Global Compact for Migration Slated for Completion This Year


Allen Smith, J.D. By Allen Smith, J.D. June 29, 2018
Global Compact for Migration Slated for Completion This Year

​Employers are making sure that their need for talent is reflected in the global compact for migration (GCM), an agreement that governments at the United Nations (U.N.) are negotiating to guide immigration policy around the world.

While the United States announced last December that it would withdraw from the proposed GCM as an intrusion on its sovereignty, "The rest of the world remains engaged, and the GCM is as relevant and necessary as ever," said Lynn Shotwell, head, global outreach and operations for the Society for Human Resource Management (SHRM).

So far, there have been five negotiating rounds of the GCM with one round held every month since February, Shotwell noted. SHRM has been at the forefront of discussions. A sixth and final round is planned for July before the U.N. is expected to adopt the GCM in December.

The GCM currently contains 23 objectives, but Shotwell said that three are of central importance to employers: Objectives 5, 6 and 18. Objective 5 deals with improving pathways for employment-based immigration. Objective 6 seeks to facilitate fair and ethical recruitment and safeguard conditions that ensure decent work. Objective 18 addresses investment in skills development and mutual recognition of qualifications.

Nonbinding Agreement

The GCM will be nonbinding but will set a policy framework that many governments will choose to follow and work to implement, Shotwell noted.

[Do you need to learn more about employment-related immigration? Looking for some recertification credits for your HR credential? See these SHRM eLearning courses on how to manage immigration in your workplace. Many SHRM eLearning programs offer professional development credits (PDCs) for SHRM-CP and SHRM-SCP credentials.]

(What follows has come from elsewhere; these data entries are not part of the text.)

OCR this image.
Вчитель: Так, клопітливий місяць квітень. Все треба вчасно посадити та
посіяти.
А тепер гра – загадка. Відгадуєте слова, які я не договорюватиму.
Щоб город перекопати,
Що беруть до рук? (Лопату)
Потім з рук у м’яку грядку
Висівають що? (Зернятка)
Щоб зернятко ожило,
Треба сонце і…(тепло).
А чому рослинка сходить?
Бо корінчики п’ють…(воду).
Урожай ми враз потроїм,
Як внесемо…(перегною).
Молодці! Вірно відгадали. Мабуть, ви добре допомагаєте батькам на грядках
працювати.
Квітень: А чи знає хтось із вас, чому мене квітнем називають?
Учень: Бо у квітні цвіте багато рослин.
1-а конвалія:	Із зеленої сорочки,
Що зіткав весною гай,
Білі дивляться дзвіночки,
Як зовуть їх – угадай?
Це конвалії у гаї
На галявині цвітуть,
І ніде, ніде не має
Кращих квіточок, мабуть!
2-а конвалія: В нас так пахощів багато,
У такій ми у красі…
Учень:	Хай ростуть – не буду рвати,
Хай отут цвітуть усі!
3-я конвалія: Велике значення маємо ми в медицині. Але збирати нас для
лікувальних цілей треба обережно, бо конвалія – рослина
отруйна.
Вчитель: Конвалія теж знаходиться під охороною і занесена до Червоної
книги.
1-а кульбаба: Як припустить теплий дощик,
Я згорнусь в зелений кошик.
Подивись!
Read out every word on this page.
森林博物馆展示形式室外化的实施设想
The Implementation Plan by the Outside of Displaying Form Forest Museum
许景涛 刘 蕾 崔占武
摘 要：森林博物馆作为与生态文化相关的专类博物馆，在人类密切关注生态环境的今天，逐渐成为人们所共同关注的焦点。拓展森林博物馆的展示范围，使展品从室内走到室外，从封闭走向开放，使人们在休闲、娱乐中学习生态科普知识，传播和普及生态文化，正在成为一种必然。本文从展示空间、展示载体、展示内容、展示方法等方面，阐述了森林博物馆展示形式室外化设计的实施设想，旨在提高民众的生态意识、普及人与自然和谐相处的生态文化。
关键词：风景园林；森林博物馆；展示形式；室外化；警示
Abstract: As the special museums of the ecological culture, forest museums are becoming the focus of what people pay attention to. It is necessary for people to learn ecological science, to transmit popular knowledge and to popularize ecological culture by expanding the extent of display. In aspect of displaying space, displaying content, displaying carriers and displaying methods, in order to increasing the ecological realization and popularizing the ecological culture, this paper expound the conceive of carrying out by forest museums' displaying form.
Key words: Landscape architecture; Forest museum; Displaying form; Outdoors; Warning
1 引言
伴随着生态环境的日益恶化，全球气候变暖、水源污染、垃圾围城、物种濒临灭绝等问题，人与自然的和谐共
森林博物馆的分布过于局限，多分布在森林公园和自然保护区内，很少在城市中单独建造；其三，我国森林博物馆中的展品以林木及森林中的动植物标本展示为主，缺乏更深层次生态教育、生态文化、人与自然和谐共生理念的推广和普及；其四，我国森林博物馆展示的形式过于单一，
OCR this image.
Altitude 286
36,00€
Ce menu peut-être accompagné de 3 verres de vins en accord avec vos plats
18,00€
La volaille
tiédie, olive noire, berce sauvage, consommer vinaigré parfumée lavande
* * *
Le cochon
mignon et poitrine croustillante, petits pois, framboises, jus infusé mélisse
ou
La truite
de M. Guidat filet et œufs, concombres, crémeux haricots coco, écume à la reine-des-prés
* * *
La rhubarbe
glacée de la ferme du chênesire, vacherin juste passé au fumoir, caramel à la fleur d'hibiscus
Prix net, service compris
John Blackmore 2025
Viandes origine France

Policymakers decided the GCM was needed following the 2015-16 European migrant crisis. However, the GCM takes into account regular migration, as well as refugees, explained Stéphanie Winet, head of stakeholder engagement, Global Forum on Migration and Development for the International Organisation of Employers in Geneva.

Improved Pathways for Employment-Based Immigration

Objective 5 urges governments to create and improve trusted employer programs, which provide accelerated visa processing for employers with track records of compliance.

This objective also calls on governments to:

  • Develop mechanisms to facilitate labor mobility, such as visa liberalization.
  • Review immigration policies to evaluate how they meet labor market needs.
  • Create flexibility in employment-based immigration systems for migrants of all skill levels.
  • Reduce processing times.
  • Allow accompanying family to work.

Fair and Ethical Recruitment

Objective 6 promotes:

  • The human and labor rights of migrant workers at all skill levels, including migrant domestic workers.
  • Processes that let migrants change their employers and lengthen their stay with minimal administrative burden.
  • The adoption of measures to prevent and remedy all forms of exploitation and abuse.

Investment in Skills Development

Objective 18 urges governments to:

  • Provide more uniform standards for the recognition of foreign qualifications.
  • Engage in partnerships that promote skills development and mobility, such as student exchange programs.
  • Offer information to migrants on how to get their skills and qualifications recognized in the job application process.

Key Challenges Facing Immigration Professionals

The GCM should help address key challenges that immigration professionals face, not least of which is the difficulty filling jobs.

At a May 21 U.N. hearing on the GCM, Ashli Aldrich, global immigration manager at Uber, which is headquartered in San Francisco, noted that the company started with 17 employees in 2010, had more than 1,000 workers by 2014 and had more than 17,000 employees last year.

"As our company size increased, the volume of [immigration] sponsorship has also naturally increased, but the ratio of foreign national hires versus nonforeign national hires has remained fairly static, indicating specific talent shortages," she stated.

Aldrich said that key challenges are:

  • Rapid change to immigration policy.
  • Overly burdensome bureaucracy and delays.
  • Restrictions on visa options for highly skilled workers.

The impacts include:

  • Disruption costing time, productivity and money in a business that relies on speed for innovation.
  • Difficulty hiring for some business areas and roles.
  • Loss of potential strong candidates due to immigration complications.
  • Moving jobs to a location where talent is available.
  • Disruption to immigrant employees, such as financial cost, emotional distress and family disconnection.

[SHRM members-only toolkit: Introduction to the Global Human Resources Discipline]

Three Solutions

Aldrich suggested three solutions, including Objective 5's recommendation for trusted employer programs. She described these programs as a "win-win for member states and companies" because they:

  • Speed up the immigration process.
  • Allow for streamlined compliance.
  • Make the immigration process more stable and predictable.
  • Reduce governmental costs.

She also called on simple and clear immigration rules that allow some flexibility for rapidly growing companies.

Finally, Aldrich urged the U.N. to champion government partnerships that take a proactive approach, connect with stakeholders and share knowledge. For example, she noted that the United Kingdom (U.K.) Home Office meetings and the U.K. Migration Advisory Committee allow companies to participate in dialogue that helps shape policymaking.